First, we focus on the Index Coding problem, which is one of the basic problems in wireless Network Coding. In this problem the objective is to reduce the number of transmissions from server (relay) by taking advantage of the side information available at the clients due to the broadcast nature of wireless medium. Since the Index Coding problem is NP-hard we propose several heuristic solutions.  We also consider the Complementary Index Coding Problem, whose goal is to maximize the number of saved transmissions, i.e., the number of transmissions that are saved by using the Index Coding technique compared to the traditional solution that does not involve coding. It turns out that the complementary problem can be approximated in certain cases of practical importance. Accordingly, we provide approximation algorithms for scalar and vector versions of the Complementary Index Coding Problem.

Second, we focus on the design of efficient multicast Network Codes for dynamic networks. We consider the problem of maintaining the feasibility of a given Network Code upon a change in the network topology or the addition of a new user. Our goal is to minimize the number of encoding coefficients that needs to be modified to keep the Network Code feasible. We analyze the complexity of this problem and provide efficient solutions.

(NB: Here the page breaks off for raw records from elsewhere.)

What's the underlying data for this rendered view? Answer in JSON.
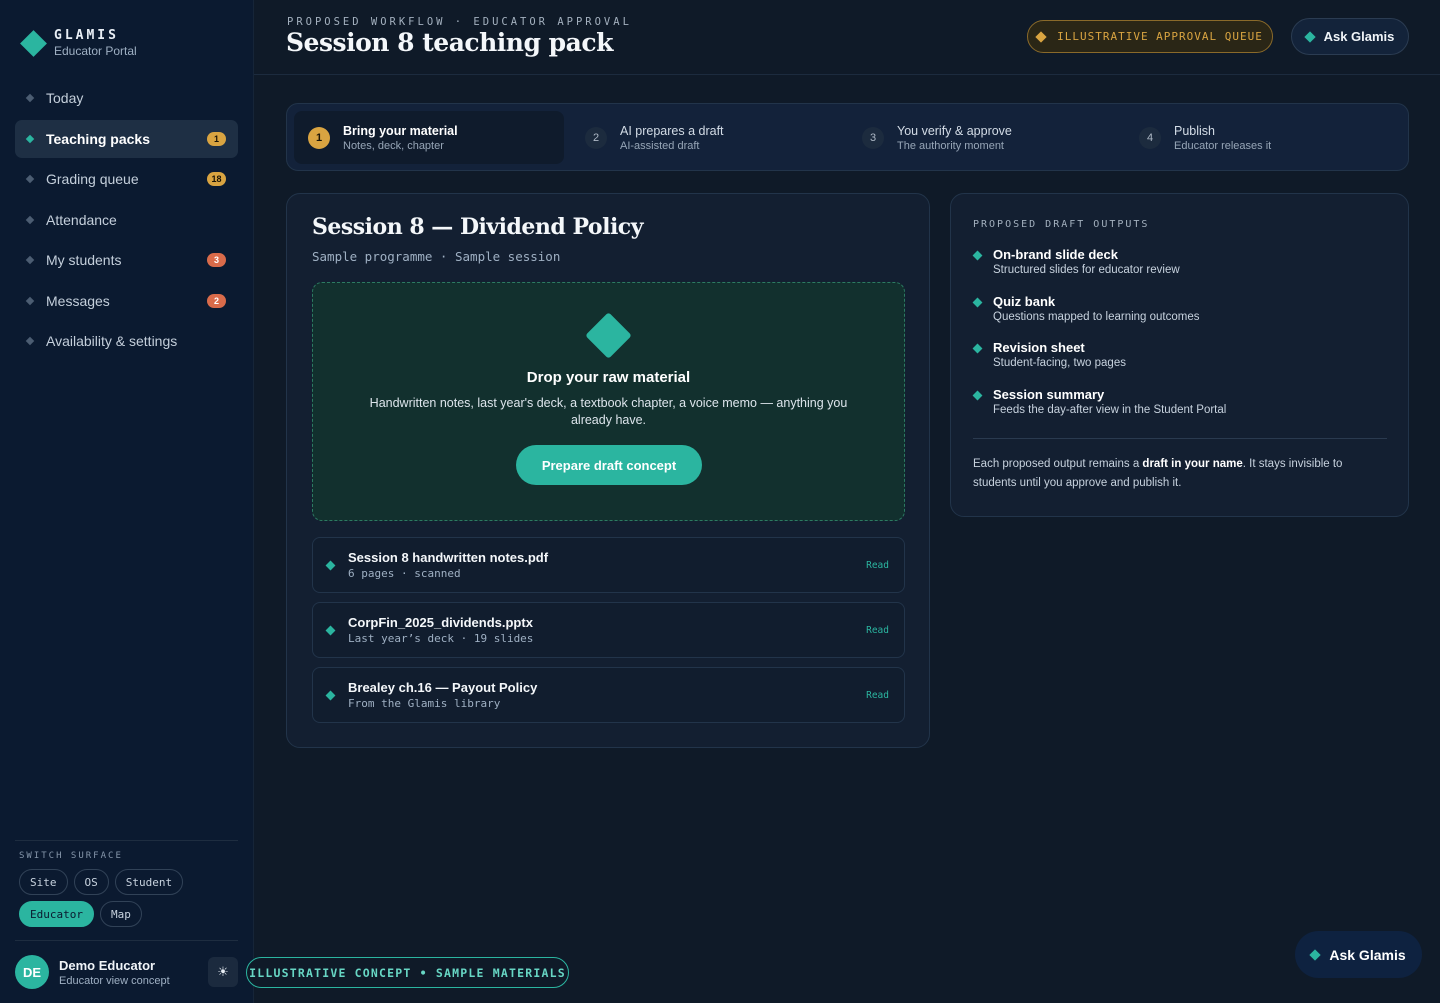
{
  "brand": {
    "name": "GLAMIS",
    "sub": "Educator Portal"
  },
  "nav": {
    "items": [
      {
        "label": "Today",
        "badge": ""
      },
      {
        "label": "Teaching packs",
        "badge": "1"
      },
      {
        "label": "Grading queue",
        "badge": "18"
      },
      {
        "label": "Attendance",
        "badge": ""
      },
      {
        "label": "My students",
        "badge": "3"
      },
      {
        "label": "Messages",
        "badge": "2"
      },
      {
        "label": "Availability & settings",
        "badge": ""
      }
    ]
  },
  "switch_surface": {
    "title": "SWITCH SURFACE",
    "chips": [
      "Site",
      "OS",
      "Student",
      "Educator",
      "Map"
    ],
    "active": "Educator"
  },
  "user": {
    "initials": "DE",
    "name": "Demo Educator",
    "role": "Educator view concept",
    "theme_icon": "☀"
  },
  "header": {
    "eyebrow": "PROPOSED WORKFLOW · EDUCATOR APPROVAL",
    "title": "Session 8 teaching pack",
    "queue_label": "ILLUSTRATIVE APPROVAL QUEUE",
    "ask_label": "Ask Glamis"
  },
  "steps": [
    {
      "num": "1",
      "title": "Bring your material",
      "sub": "Notes, deck, chapter"
    },
    {
      "num": "2",
      "title": "AI prepares a draft",
      "sub": "AI-assisted draft"
    },
    {
      "num": "3",
      "title": "You verify & approve",
      "sub": "The authority moment"
    },
    {
      "num": "4",
      "title": "Publish",
      "sub": "Educator releases it"
    }
  ],
  "session": {
    "title": "Session 8 — Dividend Policy",
    "sub": "Sample programme · Sample session",
    "drop_title": "Drop your raw material",
    "drop_text": "Handwritten notes, last year's deck, a textbook chapter, a voice memo — anything you already have.",
    "drop_button": "Prepare draft concept",
    "files": [
      {
        "name": "Session 8 handwritten notes.pdf",
        "meta": "6 pages · scanned",
        "action": "Read"
      },
      {
        "name": "CorpFin_2025_dividends.pptx",
        "meta": "Last year’s deck · 19 slides",
        "action": "Read"
      },
      {
        "name": "Brealey ch.16 — Payout Policy",
        "meta": "From the Glamis library",
        "action": "Read"
      }
    ]
  },
  "outputs": {
    "eyebrow": "PROPOSED DRAFT OUTPUTS",
    "items": [
      {
        "title": "On-brand slide deck",
        "sub": "Structured slides for educator review"
      },
      {
        "title": "Quiz bank",
        "sub": "Questions mapped to learning outcomes"
      },
      {
        "title": "Revision sheet",
        "sub": "Student-facing, two pages"
      },
      {
        "title": "Session summary",
        "sub": "Feeds the day-after view in the Student Portal"
      }
    ],
    "note_pre": "Each proposed output remains a ",
    "note_bold": "draft in your name",
    "note_post": ". It stays invisible to students until you approve and publish it."
  },
  "footer": {
    "concept_label": "ILLUSTRATIVE CONCEPT • SAMPLE MATERIALS",
    "ask_label": "Ask Glamis"
  },
  "colors": {
    "accent": "#2bb5a0",
    "amber": "#d9a441",
    "background": "#0f1a28",
    "sidebar": "#0b1a30"
  }
}
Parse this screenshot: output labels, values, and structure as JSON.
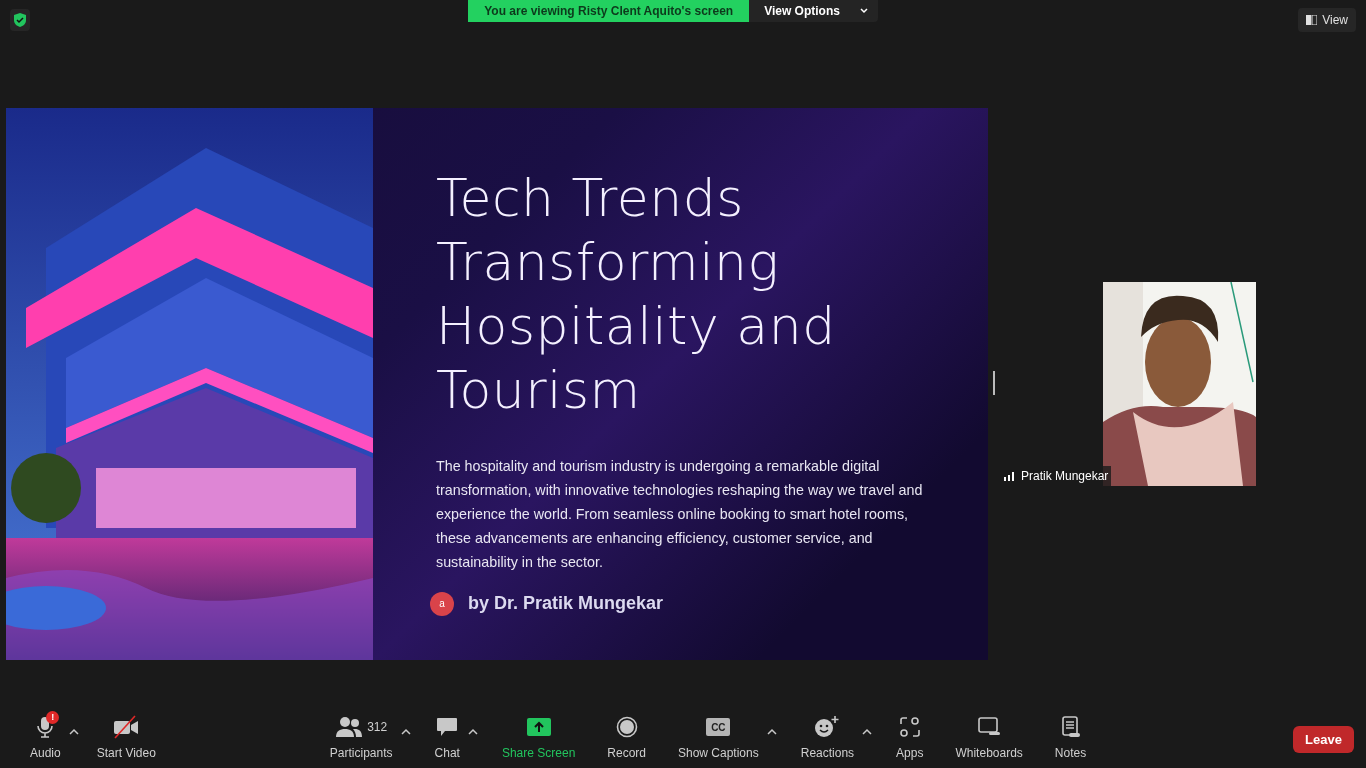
{
  "top_bar": {
    "banner": "You are viewing Risty Clent Aquito's screen",
    "view_options": "View Options",
    "view_button": "View"
  },
  "slide": {
    "title": "Tech Trends Transforming Hospitality and Tourism",
    "body": "The hospitality and tourism industry is undergoing a remarkable digital transformation, with innovative technologies reshaping the way we travel and experience the world. From seamless online booking to smart hotel rooms, these advancements are enhancing efficiency, customer service, and sustainability in the sector.",
    "avatar_letter": "a",
    "author": "by Dr. Pratik Mungekar"
  },
  "participant": {
    "name": "Pratik Mungekar"
  },
  "toolbar": [
    {
      "kind": "audio",
      "label": "Audio",
      "badge": "!",
      "caret": true,
      "highlighted": false
    },
    {
      "kind": "video",
      "label": "Start Video",
      "caret": false,
      "highlighted": false
    },
    {
      "kind": "participants",
      "label": "Participants",
      "count": "312",
      "caret": true,
      "highlighted": false
    },
    {
      "kind": "chat",
      "label": "Chat",
      "caret": true,
      "highlighted": false
    },
    {
      "kind": "share",
      "label": "Share Screen",
      "caret": false,
      "highlighted": true
    },
    {
      "kind": "record",
      "label": "Record",
      "caret": false,
      "highlighted": false
    },
    {
      "kind": "captions",
      "label": "Show Captions",
      "icon_text": "CC",
      "caret": true,
      "highlighted": false
    },
    {
      "kind": "reactions",
      "label": "Reactions",
      "caret": true,
      "highlighted": false
    },
    {
      "kind": "apps",
      "label": "Apps",
      "caret": false,
      "highlighted": false
    },
    {
      "kind": "whiteboards",
      "label": "Whiteboards",
      "caret": false,
      "highlighted": false
    },
    {
      "kind": "notes",
      "label": "Notes",
      "caret": false,
      "highlighted": false
    }
  ],
  "leave": "Leave"
}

Third, we propose algorithms for Distributed Data Retrieval problem, where parts of a file are stored in either original or encoded form across multiple network locations. The objective is to find a set of disjoint paths of minimum total cost that connect the client with a set of servers such that the client is able to download sufficient data to decode the required file. 

Finally, we consider the problem of establishing reliable unicast connections over communication networks with unequal edge capacities in the presence of edge failures (crash and Byzantine).